Welcome emails: Send a message with next steps as soon as someone joins your email list
Lead magnet delivery: Send an email with a link to your lead magnet when people fill in a form. This ensures people can access it as soon as they request it
Webinar or product demo confirmation: Send confirmation and further details when someone signs up for a webinar
Onboarding workflows: Send an email sequence to help new signups get started with your product
These automations are easy to set up with MailerLite’s workflow builder. Just choose the triggers and actions then fill in the relevant details at each step. And you don’t need to stop at a single email, you can also create complex workflows with multiple emails that change depending on customer actions.
Get started in seconds by trying out one of our automation templates.
Subscriber segmentation allows you to split your list into different groups containing different types of leads or prospects.

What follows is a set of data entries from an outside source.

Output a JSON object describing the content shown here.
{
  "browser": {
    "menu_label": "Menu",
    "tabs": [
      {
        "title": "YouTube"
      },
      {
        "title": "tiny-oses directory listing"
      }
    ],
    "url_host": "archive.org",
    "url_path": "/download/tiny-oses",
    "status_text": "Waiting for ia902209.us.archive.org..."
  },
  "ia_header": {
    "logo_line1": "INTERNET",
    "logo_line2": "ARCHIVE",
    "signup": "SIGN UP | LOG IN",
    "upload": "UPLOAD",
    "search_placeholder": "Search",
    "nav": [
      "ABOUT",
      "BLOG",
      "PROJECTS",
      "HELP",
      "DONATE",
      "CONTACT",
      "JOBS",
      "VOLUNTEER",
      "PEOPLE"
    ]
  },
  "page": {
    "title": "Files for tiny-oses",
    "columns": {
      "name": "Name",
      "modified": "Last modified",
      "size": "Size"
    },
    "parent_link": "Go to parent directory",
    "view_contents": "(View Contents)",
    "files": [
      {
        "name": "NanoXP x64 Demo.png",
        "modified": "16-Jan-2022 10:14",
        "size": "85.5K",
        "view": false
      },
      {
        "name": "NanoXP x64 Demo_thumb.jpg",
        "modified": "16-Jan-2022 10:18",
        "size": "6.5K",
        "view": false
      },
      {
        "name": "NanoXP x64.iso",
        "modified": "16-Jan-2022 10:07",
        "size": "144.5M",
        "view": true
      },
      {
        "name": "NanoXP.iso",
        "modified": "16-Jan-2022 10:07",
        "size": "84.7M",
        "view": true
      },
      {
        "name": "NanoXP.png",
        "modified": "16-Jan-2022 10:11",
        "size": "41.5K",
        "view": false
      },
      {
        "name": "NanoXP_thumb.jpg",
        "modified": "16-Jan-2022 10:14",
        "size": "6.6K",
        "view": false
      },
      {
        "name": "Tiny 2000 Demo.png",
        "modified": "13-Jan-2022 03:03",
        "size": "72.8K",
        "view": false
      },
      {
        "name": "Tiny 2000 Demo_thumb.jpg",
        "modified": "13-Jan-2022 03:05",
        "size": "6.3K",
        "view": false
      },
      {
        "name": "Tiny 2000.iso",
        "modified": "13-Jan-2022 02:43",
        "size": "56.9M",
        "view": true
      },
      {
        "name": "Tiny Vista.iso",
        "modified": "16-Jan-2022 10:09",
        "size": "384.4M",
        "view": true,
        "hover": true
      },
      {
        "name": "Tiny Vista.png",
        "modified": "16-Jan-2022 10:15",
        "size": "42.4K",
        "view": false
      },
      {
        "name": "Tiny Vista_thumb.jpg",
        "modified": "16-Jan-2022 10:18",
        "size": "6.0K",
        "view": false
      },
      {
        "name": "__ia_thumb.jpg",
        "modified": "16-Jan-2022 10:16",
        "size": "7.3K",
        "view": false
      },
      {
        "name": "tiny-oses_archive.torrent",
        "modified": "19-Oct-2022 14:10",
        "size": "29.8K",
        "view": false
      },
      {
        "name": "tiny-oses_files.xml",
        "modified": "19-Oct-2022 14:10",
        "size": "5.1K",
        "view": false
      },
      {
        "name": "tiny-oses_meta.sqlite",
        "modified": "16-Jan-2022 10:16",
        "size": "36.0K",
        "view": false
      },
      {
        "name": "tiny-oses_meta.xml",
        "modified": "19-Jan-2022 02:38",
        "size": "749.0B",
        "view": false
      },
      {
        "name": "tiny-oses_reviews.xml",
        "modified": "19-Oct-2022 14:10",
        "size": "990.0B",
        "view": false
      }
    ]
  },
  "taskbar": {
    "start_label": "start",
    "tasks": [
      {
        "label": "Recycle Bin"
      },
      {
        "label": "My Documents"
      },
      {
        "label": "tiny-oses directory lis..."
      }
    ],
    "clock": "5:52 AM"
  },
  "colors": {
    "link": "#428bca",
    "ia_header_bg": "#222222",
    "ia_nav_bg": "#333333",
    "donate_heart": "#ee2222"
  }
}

For example, you can split your list based on:
Their location
Email campaign or automation interaction
Sign-up source
Survey answers
Industry
And plenty more!
This is effective because it then enables you to send content relevant to the needs and challenges of the specific subscriber.
If someone clicks on a link to your pricing page in an email, there’s a good chance they are interested in your product. You could send content to encourage them to buy such as discounts or emails asking to schedule a call with a sales rep.
Your subject line and preheader is important as it’s the only chance you have to get people to open your email.
When writing, be clear about what your email contains and focus on the benefits of the information. Consider adding personalization if you have the recipient’s name in your profile as this can increase your open rate.
You can also test multiple versions of the same subject line with A/B testing and roll out the most effective one to all your subscribers. With MailerLite, you can test subject lines in both campaigns and automations.
It’s tempting to jump right into sales mode when someone signs up for your email list. But depending on the reason for joining your list, it’s often better to send educational content to nurture them first.
Types of content you can send include:
Blog posts
Videos
Knowledge base articles
Ebooks
This content can be both used to educate the recipient about the wider industry you work in as well as how they can use your product as a solution.
When most people sit down at their desks, something strange happens. They stop being their usual self and turn into their business self. Your business self is rational and goal-oriented.
You are focused on getting tasks done and interacting with others in a highly professional manner. You use words like, ‘touch base’, ‘add value’ and ‘best in class’. Transforming into your business self is not a bad thing. In fact, it’s necessary.
But a lot of B2B email marketing campaigns fail to excite their target audiences because they focus too much on the rational business points without adding the human, emotional aspects that are necessary to build a genuine relationship.
The power of email marketing is the ability to build long-term relationships.
So when you’re building your B2B email campaigns, find a balance between sharing your business’s value and keeping in mind that you are speaking to a human.
Email is one of the most useful tools in your B2B marketing toolbox. Use it wisely and strategically, and you’ll enjoy the benefits!